控訴趣意第二点審理不尽による法令適用の誤りの主張について

所論は、仮りに、本件被告人所有の山林売買が債権担保の目的であつて、被告人の所為が横領罪に当たらないとすれば、当然背任罪の成否につき審理を尽くすべきであるのに、それをしなかつた原判決は審理不尽の結果、法令の適用を誤つた違法があり、破棄を免かれないと主張する。

よつて、右所論につき考察すると、もし、本件山林の取引が真の売買でなく、被告人が紺野から金五〇万円を借用するに当り、ただその債権を担保する目的で売渡の形式をとつたものであるとすると、被告人はその契約の趣旨いかんによつて、債権者紺野のため本件山林の管理、保全あるいは登記等についての事務を処理する任務を負担する場合も十分考えられるので、原審としてはこの点につきなおよく審理を尽くし、背任という相当重大な罪の訴因に変更すれば有罪であることが明らかになつたばあいには、検察官に対して訴因変更を促し、またはこれを命じたうえ、これに対する終局的な判断を示すか、あるいは裁判所法三三条二項、三項および刑事訴訟法三三二条により事件を管轄地方裁判所に移送すべきものと思われるから、原審がその点の審理を尽くさなかつたのは審理不尽の違法があり、(昭和四三年一一月二六日最高裁判所第三小法廷判決、判例集二二巻、一二号、一、三五二頁参照。)それが判決に影響を及ぼすことが明らかであるから、この点で論旨は理由がある。
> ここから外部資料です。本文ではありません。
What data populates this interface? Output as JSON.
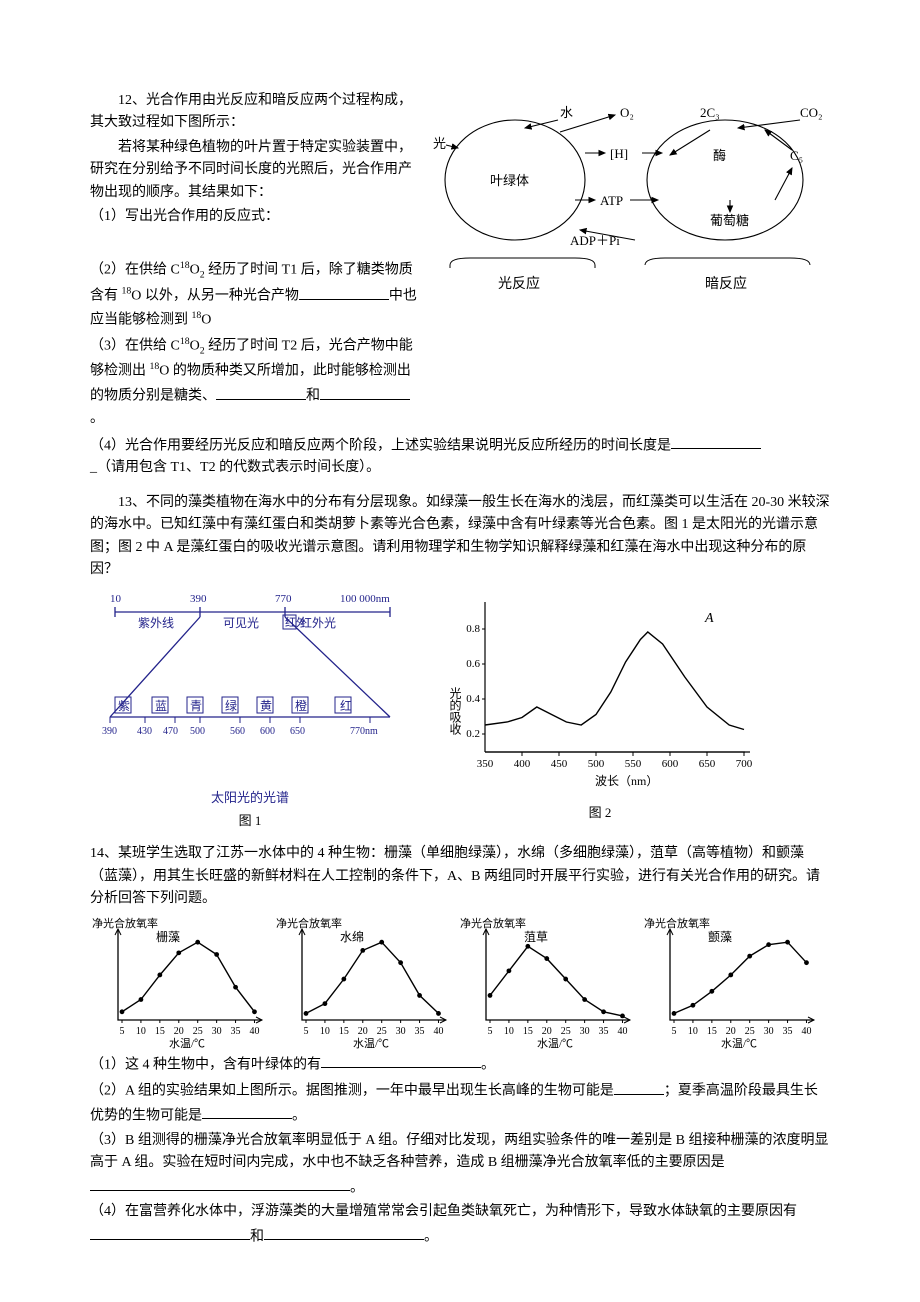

よつて、本件控訴は理由があるから、刑事訴訟法三九七条一項、三七九条により原判決を破棄し、当審においてさらに事実の取調べをかさねることは事後審たるたてまえに反するから、あらためて第一審である事実審裁判所において充実した事実審理を行なう機会を設けるとともに、合わせて被告人の審級の利益を保持するため、同法四〇〇条本文により本件を沼津簡易裁判所に移送することとし、主文のとおり判決する。